CE QUE NOUS DEVONS AUX OUVRIERS (3 ° partie)
Quelques raisons des échecs du mouvement ouvrier
Vaste sujet, amplement débattu. Avec le recul, on peut entrevoir quelques unes de ces raisons.
La plus
évidente est que les ouvriers, privés de salaires, ne peuvent tenir
longtemps, malgré les caisses de solidarité, tandis que les possédants
peuvent attendre, et possèdent les leviers de l’appareil d’Etat (police
et armée), en même temps qu’ils peuvent stipendier des briseurs de
grève, voire des milices. La grève générale serait certes une arme
décisive, mais à condition de pouvoir l’organiser, et seulement si elle
pouvait durer et savoir vers quoi elle va.
La
deuxième raison est de nature intellectuelle. On ne peut pas attendre
des ouvriers, de la place où ils sont, une connaissance du système
global dont ils sont et restent le socle. Il leur faudrait pour cela
avoir du repos, des moyens à eux de s’informer, un niveau élevé de
connaissances à partager dans tous les domaines, du temps et du goût
(l’un n’allant pas sans l’autre) pour la lecture. La division du travail
manuel et du travail intellectuel va donc se retrouver nécessairement
dans leurs organisations, qui auront besoin de « permanents » bien
préparés, avec une connaissance suffisante des institutions en vigueur
et de l’état des forces en présence. Comme, aux marges du monde ouvrier,
il y a toujours des individus qui ne pensent qu’à se débrouiller et
donc certains se font même les mercenaires du patronat (le lumpen
prolétariat de Marx), la nécessité d’une organisation forte et
centralisée conduit a conduit à ce qu’on a appelé la constitution d’une
«aristocratie ouvrière » et à la prééminence d’une élite intellectuelle
armée de ressources théoriques. C’est, on le sait, ce qui a conduit
Lénine, dans son Que faire (1907), à l’affirmation de la
nécessité de « révolutionnaires professionnels » et d’un parti fortement
centralisé. De fait cela a permis une prise de pouvoir, dans la
conjoncture très particulière de la Russie et de la défaite militaire du
tsarisme, et sa conservation lors de la guerre civile qui a suivi, mais
ce sera au prix de la relégation des soviets à un rôle limité et
subalterne dans l’appareil d’Etat, puis de la soumission de la
population entière, Lénine une fois disparu, à un parti tout puissant.

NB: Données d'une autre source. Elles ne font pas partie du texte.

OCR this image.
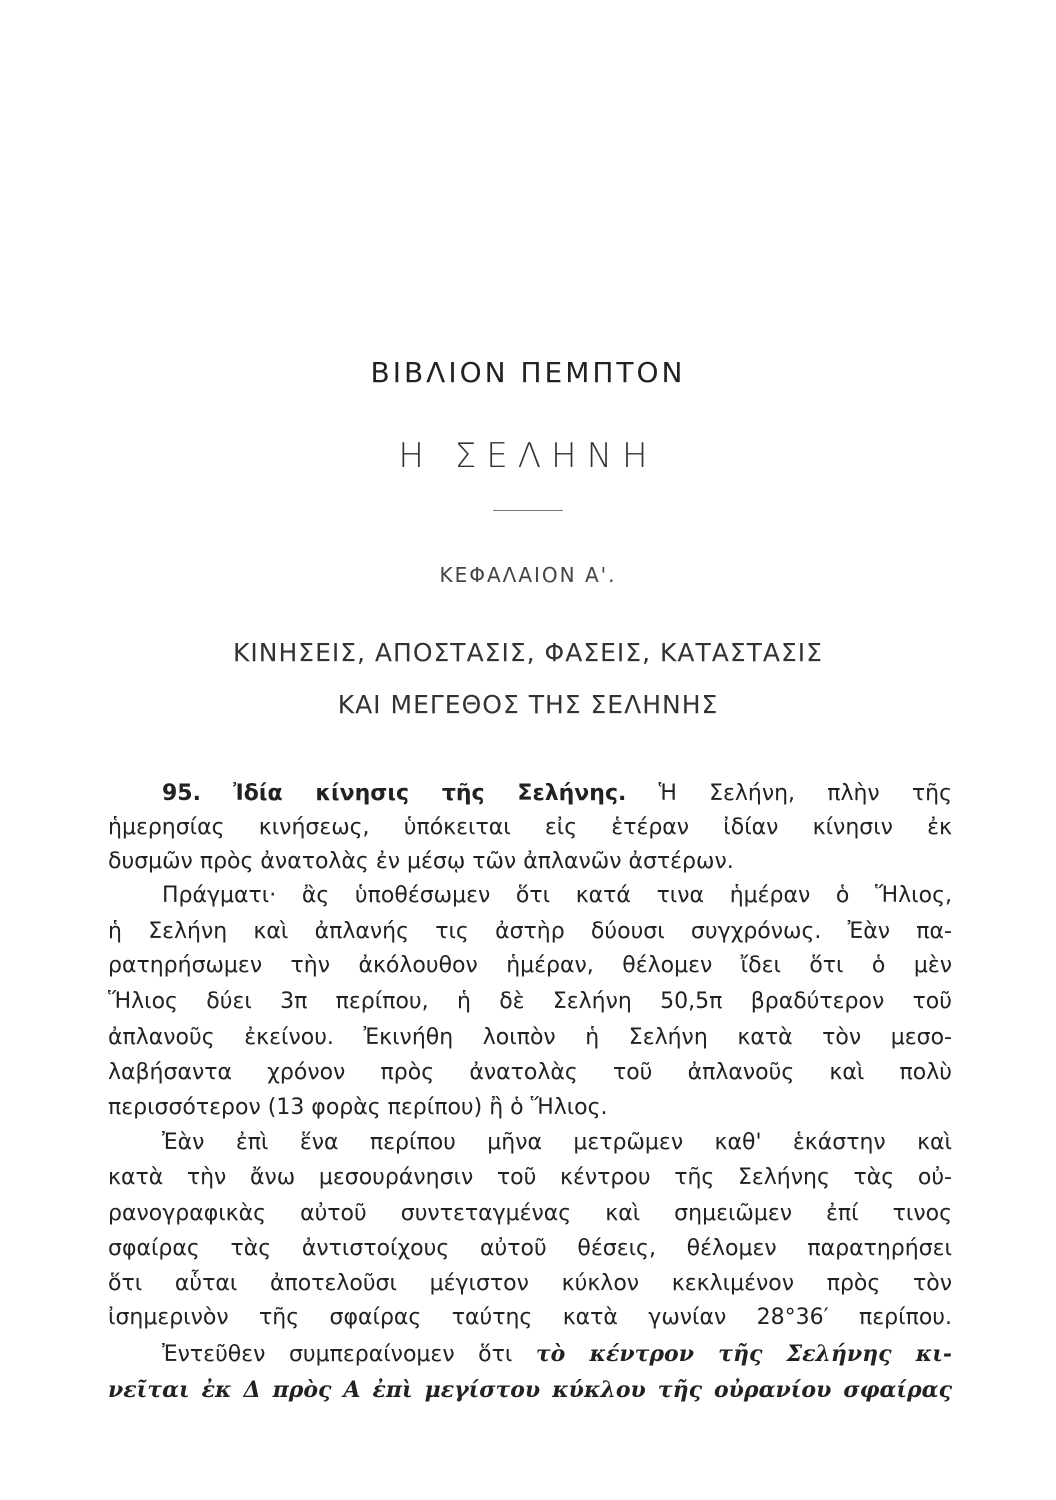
ΒΙΒΛΙΟΝ ΠΕΜΠΤΟΝ
Η ΣΕΛΗΝΗ
ΚΕΦΑΛΑΙΟΝ Α'.
ΚΙΝΗΣΕΙΣ, ΑΠΟΣΤΑΣΙΣ, ΦΑΣΕΙΣ, ΚΑΤΑΣΤΑΣΙΣ
ΚΑΙ ΜΕΓΕΘΟΣ ΤΗΣ ΣΕΛΗΝΗΣ
95. Ἰδία κίνησις τῆς Σελήνης. Ἡ Σελήνη, πλὴν τῆς
ἡμερησίας κινήσεως, ὑπόκειται εἰς ἑτέραν ἰδίαν κίνησιν ἐκ
δυσμῶν πρὸς ἀνατολὰς ἐν μέσῳ τῶν ἀπλανῶν ἀστέρων.
Πράγματι· ἂς ὑποθέσωμεν ὅτι κατά τινα ἡμέραν ὁ Ἥλιος,
ἡ Σελήνη καὶ ἀπλανής τις ἀστὴρ δύουσι συγχρόνως. Ἐὰν πα-
ρατηρήσωμεν τὴν ἀκόλουθον ἡμέραν, θέλομεν ἴδει ὅτι ὁ μὲν
Ἥλιος δύει 3π περίπου, ἡ δὲ Σελήνη 50,5π βραδύτερον τοῦ
ἀπλανοῦς ἐκείνου. Ἐκινήθη λοιπὸν ἡ Σελήνη κατὰ τὸν μεσο-
λαβήσαντα χρόνον πρὸς ἀνατολὰς τοῦ ἀπλανοῦς καὶ πολὺ
περισσότερον (13 φορὰς περίπου) ἢ ὁ Ἥλιος.
Ἐὰν ἐπὶ ἕνα περίπου μῆνα μετρῶμεν καθ' ἑκάστην καὶ
κατὰ τὴν ἄνω μεσουράνησιν τοῦ κέντρου τῆς Σελήνης τὰς οὐ-
ρανογραφικὰς αὐτοῦ συντεταγμένας καὶ σημειῶμεν ἐπί τινος
σφαίρας τὰς ἀντιστοίχους αὐτοῦ θέσεις, θέλομεν παρατηρήσει
ὅτι αὗται ἀποτελοῦσι μέγιστον κύκλον κεκλιμένον πρὸς τὸν
ἰσημερινὸν τῆς σφαίρας ταύτης κατὰ γωνίαν 28°36′ περίπου.
Ἐντεῦθεν συμπεραίνομεν ὅτι τὸ κέντρον τῆς Σελήνης κι-
νεῖται ἐκ Δ πρὸς Α ἐπὶ μεγίστου κύκλου τῆς οὐρανίου σφαίρας
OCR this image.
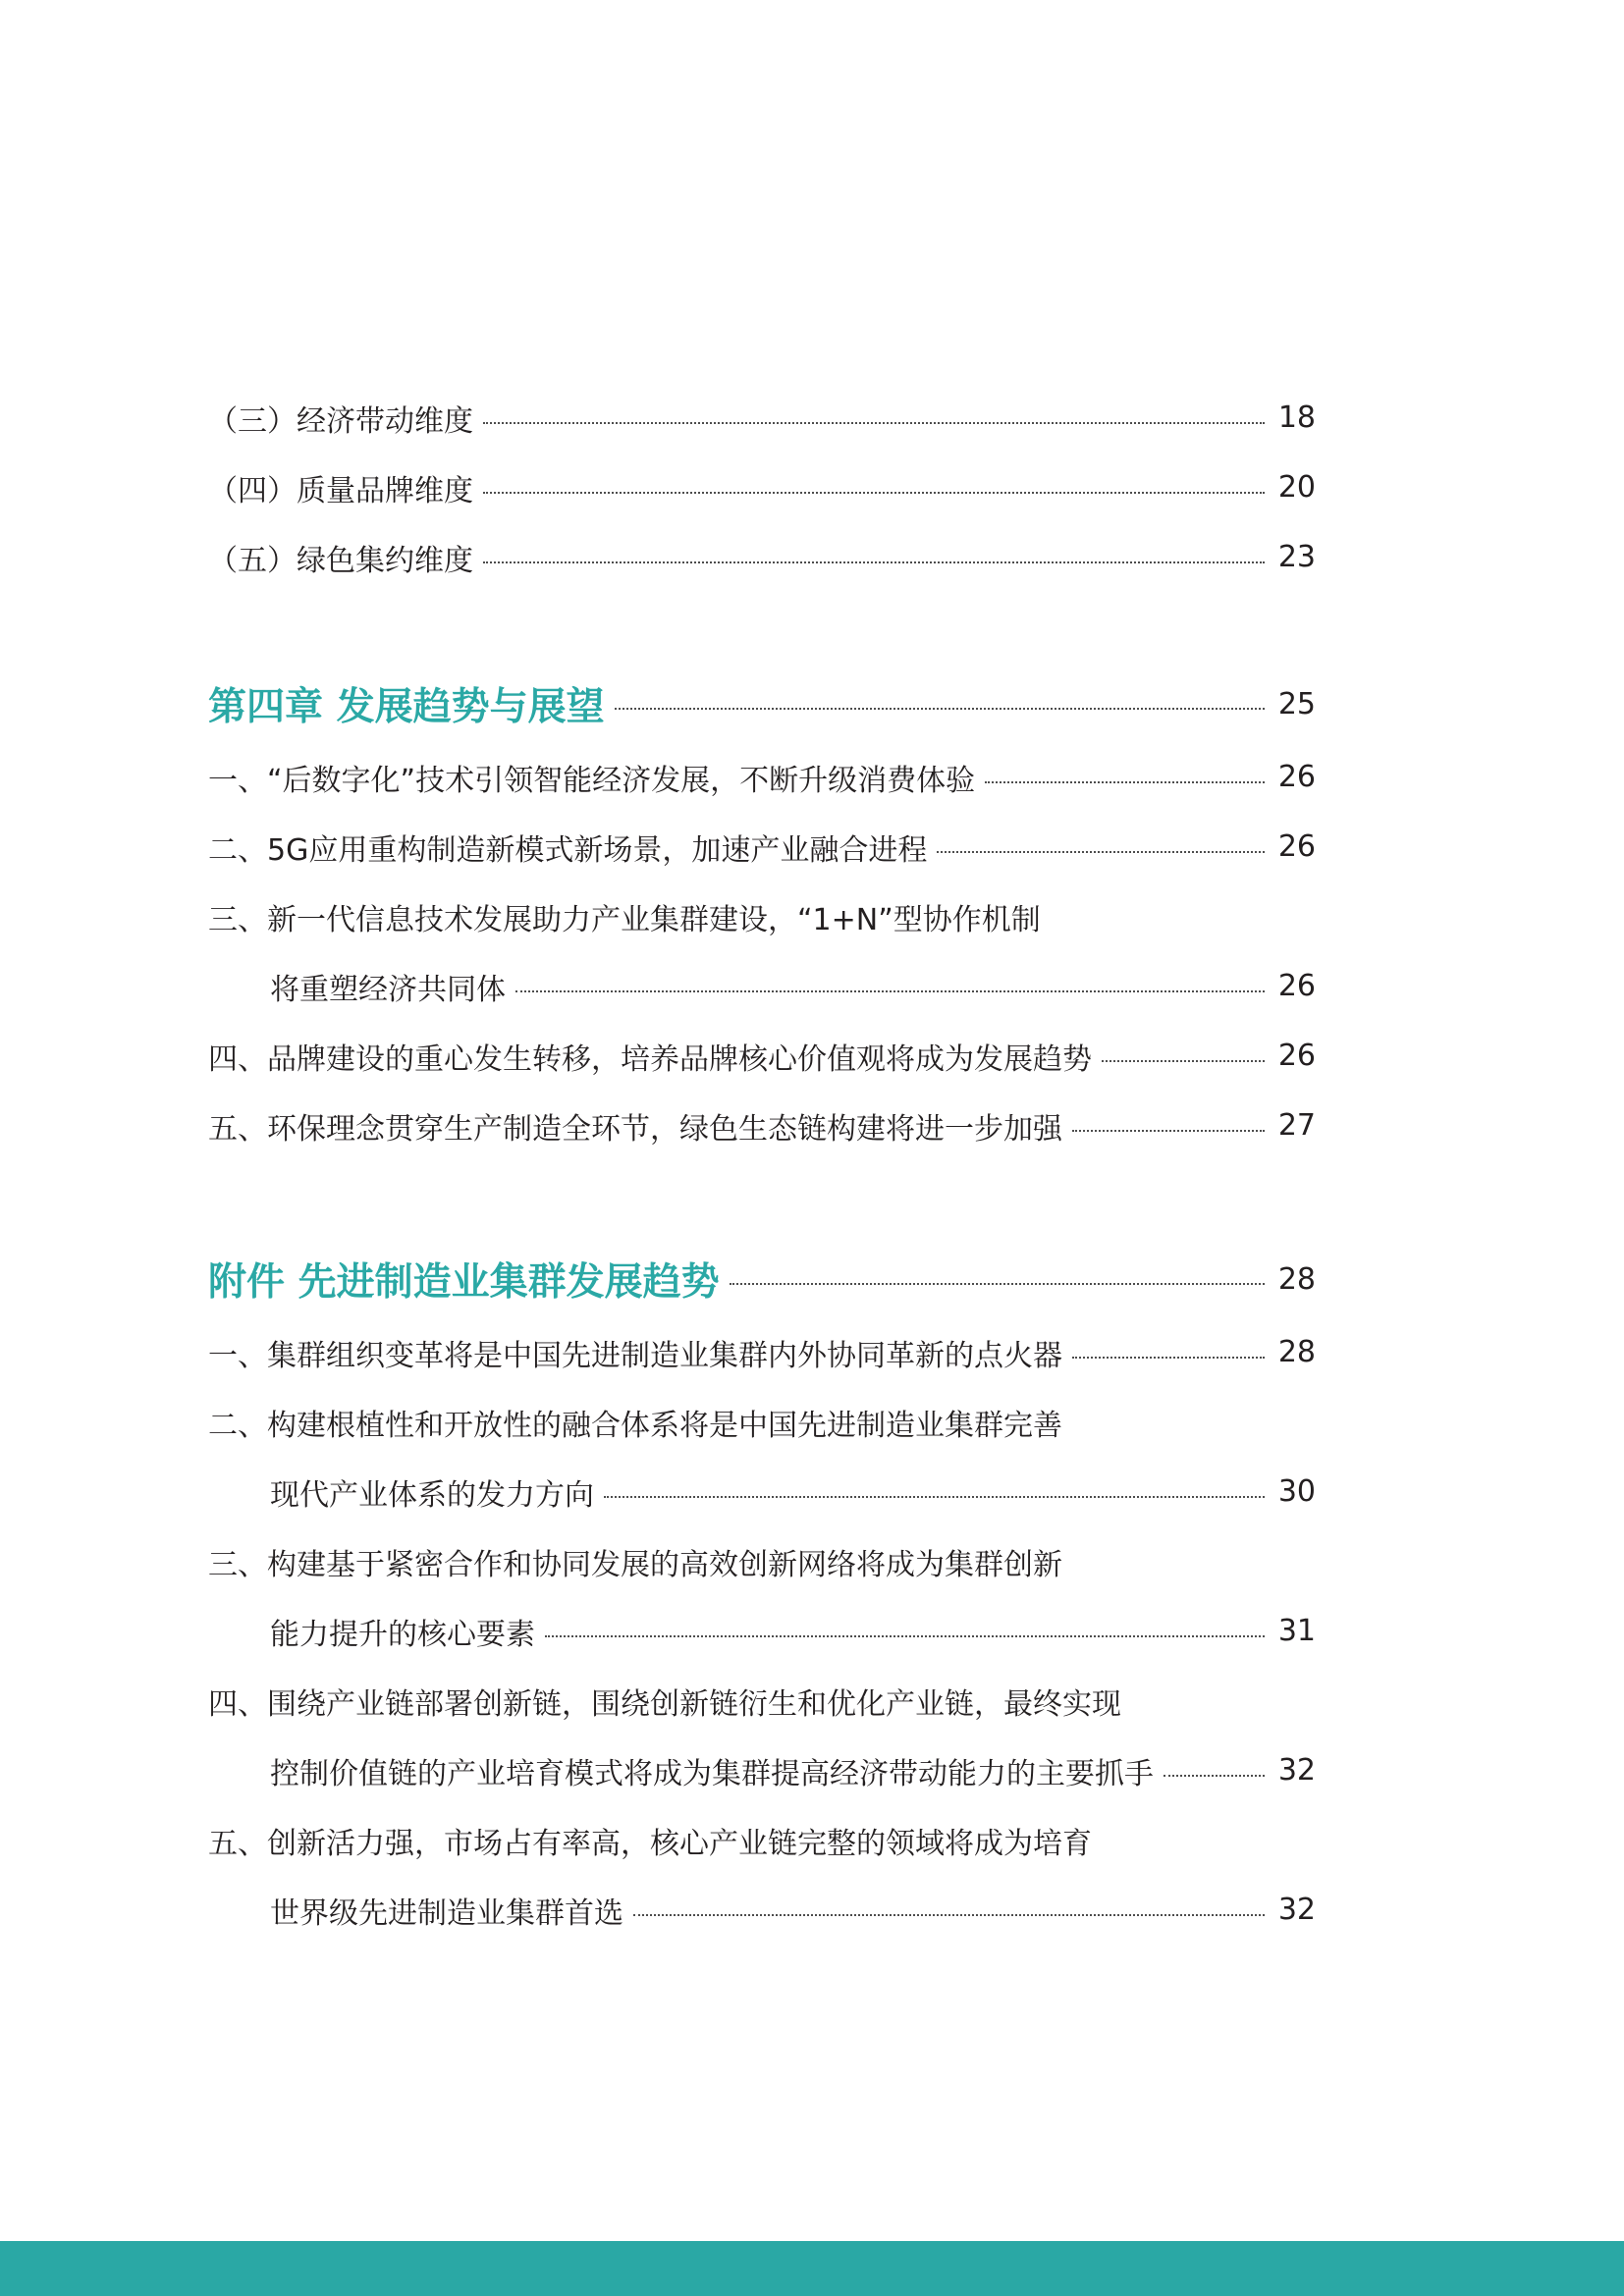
（三）经济带动维度	18
（四）质量品牌维度	20
（五）绿色集约维度	23
第四章 发展趋势与展望	25
一、“后数字化”技术引领智能经济发展，不断升级消费体验	26
二、5G应用重构制造新模式新场景，加速产业融合进程	26
三、新一代信息技术发展助力产业集群建设，“1+N”型协作机制
将重塑经济共同体	26
四、品牌建设的重心发生转移，培养品牌核心价值观将成为发展趋势	26
五、环保理念贯穿生产制造全环节，绿色生态链构建将进一步加强	27
附件 先进制造业集群发展趋势	28
一、集群组织变革将是中国先进制造业集群内外协同革新的点火器	28
二、构建根植性和开放性的融合体系将是中国先进制造业集群完善
现代产业体系的发力方向	30
三、构建基于紧密合作和协同发展的高效创新网络将成为集群创新
能力提升的核心要素	31
四、围绕产业链部署创新链，围绕创新链衍生和优化产业链，最终实现
控制价值链的产业培育模式将成为集群提高经济带动能力的主要抓手	32
五、创新活力强，市场占有率高，核心产业链完整的领域将成为培育
世界级先进制造业集群首选	32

Ici se pose une question que l’on ne peut éluder : comment les ouvriers
ont-ils pu adhérer au stalinisme ? Et la question est encore plus aigüe
dans un tout autre contexte : comme les ouvriers allemands, qui avaient
été les fers de lance d’une révolution avortée qui a mis à bas l’Empire,
ont-ils pu accepter ensuite, dans leur grande masse, le régime nazi,
malgré la résistance opposée par une partie d’entre eux ?
Des ouvriers complices du nazisme et du stalinisme ?
En fait
on ne peut pas savoir avec précision comment les ouvriers allemands se
sont comportés pendant la période nazie, puisque toute enquête y était
devenue impossible. Ce qu’on sait est qu’ils sont, dans leur majorité,
demeurés passifs, et ont même accepté que l’Etat nazi pille de la main
d’œuvre dans les pays occupés (7 millions de travailleurs), pour la
transformer en sous-prolétariat exploitable à merci, et mette en
esclavage toute une série de populations de déportés (slaves notamment),
quand il ne les exterminait pas. Les ouvriers seraient-ils devenus
complices par nationalisme exacerbé et par racisme foncier ?
C’est
difficile à croire, car, dans leur travail en temps ordinaire, les
ouvriers ne sont pas racistes, tout simplement parce que, à leurs postes
de travail, ils vivent la même condition que leurs collègues immigrés.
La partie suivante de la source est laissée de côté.